Os rotíferos, também conhecidos como “animais de roda”, são animais aquáticos microscópicos que pertencem ao filo Rotifera. Eles receberam esse nome devido às coroas ciliadas localizadas em sua cabeça, uma estrutura característica usada tanto para locomoção como para coletar partículas de alimentos.
A corona é composta de cílios pulsantes, que dão a impressão de serem rodas giratórias, daí a origem do seu nome!
Com mais de 2000 espécies diferentes, os rotíferos podem ser encontrados no mundo todo. Os rotíferos vivem principalmente em habitats de água doce, como lagoas e lagos. Também é possível encontrar rotíferos em musgos, liquens, solos, esgotos, ambientes marinhos, pergelissolo e até mesmo no interior ou exterior de outros animais.

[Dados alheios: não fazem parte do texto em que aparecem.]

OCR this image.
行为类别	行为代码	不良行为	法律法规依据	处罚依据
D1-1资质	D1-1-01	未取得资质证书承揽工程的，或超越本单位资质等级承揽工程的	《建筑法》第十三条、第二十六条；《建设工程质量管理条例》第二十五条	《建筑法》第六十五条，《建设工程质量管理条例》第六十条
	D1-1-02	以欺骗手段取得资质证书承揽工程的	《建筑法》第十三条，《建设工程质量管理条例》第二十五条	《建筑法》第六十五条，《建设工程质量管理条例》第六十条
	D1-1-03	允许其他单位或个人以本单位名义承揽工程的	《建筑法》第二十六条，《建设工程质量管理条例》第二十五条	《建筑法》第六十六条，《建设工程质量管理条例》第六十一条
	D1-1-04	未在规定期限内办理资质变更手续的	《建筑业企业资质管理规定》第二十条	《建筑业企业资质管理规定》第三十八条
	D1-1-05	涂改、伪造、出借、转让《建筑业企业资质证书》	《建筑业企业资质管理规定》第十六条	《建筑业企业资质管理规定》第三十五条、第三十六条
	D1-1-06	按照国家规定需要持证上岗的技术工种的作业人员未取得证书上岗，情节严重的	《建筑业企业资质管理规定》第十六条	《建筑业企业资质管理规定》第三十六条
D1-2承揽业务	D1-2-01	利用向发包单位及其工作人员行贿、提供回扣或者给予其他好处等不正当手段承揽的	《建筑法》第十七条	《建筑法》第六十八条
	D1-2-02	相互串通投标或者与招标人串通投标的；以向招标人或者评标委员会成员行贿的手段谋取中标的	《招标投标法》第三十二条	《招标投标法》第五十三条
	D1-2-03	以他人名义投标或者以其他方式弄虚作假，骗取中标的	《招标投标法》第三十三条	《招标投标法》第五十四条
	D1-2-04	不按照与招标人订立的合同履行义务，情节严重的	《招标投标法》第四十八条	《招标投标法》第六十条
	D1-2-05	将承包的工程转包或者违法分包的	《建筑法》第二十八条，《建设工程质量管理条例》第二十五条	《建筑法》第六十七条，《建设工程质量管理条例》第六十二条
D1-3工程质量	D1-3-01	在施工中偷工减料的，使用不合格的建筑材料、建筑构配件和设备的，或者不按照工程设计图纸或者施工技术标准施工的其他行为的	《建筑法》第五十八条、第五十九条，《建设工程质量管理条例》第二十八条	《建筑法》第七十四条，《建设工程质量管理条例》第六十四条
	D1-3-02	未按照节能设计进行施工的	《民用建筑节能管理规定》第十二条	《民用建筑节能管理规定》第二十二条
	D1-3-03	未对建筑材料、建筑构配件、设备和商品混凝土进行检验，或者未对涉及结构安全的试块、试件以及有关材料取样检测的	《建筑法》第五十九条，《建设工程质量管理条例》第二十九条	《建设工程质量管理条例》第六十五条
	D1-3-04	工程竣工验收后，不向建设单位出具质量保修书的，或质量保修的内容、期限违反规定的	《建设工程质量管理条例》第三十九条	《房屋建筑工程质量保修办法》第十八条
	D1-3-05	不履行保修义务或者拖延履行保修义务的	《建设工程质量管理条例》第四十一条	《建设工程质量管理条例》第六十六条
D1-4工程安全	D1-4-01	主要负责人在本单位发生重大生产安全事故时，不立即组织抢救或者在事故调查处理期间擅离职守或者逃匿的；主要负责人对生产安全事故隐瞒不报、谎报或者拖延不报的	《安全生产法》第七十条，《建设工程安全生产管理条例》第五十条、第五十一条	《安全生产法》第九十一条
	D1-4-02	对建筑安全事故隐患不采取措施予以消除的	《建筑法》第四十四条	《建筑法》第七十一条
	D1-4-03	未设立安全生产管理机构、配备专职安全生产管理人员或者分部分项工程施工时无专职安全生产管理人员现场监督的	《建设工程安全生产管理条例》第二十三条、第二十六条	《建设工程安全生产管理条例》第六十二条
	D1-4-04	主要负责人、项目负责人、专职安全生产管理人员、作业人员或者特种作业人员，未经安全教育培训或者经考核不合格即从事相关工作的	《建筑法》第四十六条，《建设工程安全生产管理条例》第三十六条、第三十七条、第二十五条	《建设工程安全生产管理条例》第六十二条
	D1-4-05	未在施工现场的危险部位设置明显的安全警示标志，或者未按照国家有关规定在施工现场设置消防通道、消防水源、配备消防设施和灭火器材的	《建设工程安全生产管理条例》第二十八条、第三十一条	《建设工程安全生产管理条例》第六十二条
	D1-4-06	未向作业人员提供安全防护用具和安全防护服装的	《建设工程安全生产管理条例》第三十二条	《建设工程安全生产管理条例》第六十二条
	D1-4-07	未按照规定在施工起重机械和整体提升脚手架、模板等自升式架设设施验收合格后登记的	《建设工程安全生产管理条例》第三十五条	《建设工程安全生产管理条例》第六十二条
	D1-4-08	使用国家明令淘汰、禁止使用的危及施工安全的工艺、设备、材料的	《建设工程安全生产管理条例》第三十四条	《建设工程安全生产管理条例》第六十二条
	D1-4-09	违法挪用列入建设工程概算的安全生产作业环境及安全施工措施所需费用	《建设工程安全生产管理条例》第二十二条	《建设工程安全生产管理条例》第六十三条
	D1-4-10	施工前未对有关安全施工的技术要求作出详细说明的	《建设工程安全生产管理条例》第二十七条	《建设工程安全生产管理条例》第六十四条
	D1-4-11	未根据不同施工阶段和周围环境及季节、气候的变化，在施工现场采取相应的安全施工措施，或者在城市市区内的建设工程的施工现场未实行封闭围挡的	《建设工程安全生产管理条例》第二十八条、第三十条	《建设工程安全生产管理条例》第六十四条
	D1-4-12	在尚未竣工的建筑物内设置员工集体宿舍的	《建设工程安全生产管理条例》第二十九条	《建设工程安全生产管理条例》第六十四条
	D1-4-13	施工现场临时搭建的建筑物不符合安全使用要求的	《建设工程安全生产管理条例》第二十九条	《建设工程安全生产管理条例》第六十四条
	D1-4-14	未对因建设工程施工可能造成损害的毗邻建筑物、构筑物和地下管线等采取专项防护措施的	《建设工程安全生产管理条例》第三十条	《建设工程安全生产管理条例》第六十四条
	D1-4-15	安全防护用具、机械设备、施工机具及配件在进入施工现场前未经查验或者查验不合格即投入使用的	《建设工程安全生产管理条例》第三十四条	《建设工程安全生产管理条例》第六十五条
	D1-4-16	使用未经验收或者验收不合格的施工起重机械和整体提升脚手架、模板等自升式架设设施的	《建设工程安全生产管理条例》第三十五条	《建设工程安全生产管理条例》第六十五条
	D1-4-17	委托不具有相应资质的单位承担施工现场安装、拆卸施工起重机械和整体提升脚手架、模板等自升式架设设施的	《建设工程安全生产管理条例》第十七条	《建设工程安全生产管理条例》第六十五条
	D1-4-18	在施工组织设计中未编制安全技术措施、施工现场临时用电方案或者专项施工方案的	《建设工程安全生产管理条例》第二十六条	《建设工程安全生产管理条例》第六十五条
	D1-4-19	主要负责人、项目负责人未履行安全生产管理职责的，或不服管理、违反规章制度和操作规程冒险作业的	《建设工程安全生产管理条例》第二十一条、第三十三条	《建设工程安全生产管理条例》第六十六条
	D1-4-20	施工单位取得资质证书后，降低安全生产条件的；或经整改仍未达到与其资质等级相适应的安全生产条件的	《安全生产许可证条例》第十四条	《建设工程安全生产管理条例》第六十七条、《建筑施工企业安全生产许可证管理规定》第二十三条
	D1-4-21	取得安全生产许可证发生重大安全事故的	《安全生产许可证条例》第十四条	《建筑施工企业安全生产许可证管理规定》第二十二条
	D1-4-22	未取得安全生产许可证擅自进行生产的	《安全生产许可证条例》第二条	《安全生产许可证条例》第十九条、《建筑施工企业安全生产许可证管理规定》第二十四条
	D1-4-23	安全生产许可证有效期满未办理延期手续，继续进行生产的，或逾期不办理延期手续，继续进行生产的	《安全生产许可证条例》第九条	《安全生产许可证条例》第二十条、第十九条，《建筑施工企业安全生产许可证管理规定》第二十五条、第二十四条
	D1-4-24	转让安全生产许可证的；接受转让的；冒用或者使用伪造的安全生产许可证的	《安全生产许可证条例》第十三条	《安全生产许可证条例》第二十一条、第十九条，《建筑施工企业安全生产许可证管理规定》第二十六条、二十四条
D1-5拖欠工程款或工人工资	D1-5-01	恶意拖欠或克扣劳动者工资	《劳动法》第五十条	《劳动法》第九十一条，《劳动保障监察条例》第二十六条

Coletando espécimes de rotíferos para visualizar no microscópio. Imagem cortesia de Chloé Savard.
Embora algumas espécies de rotíferos sejam parasitas, a maioria dos rotíferos é de vida livre e nada entre o plâncton, rasteja dentro dos sedimentos, se prende a plantas aquáticas submersas ou vive dentro de um tubo gelatinoso secretado. Esses invertebrados minúsculos formam um grupo extremamente diverso que desenvolveu muitas morfologias e estratégias de locomoção diferentes para se adaptar a várias pressões ambientais, incluindo a predação.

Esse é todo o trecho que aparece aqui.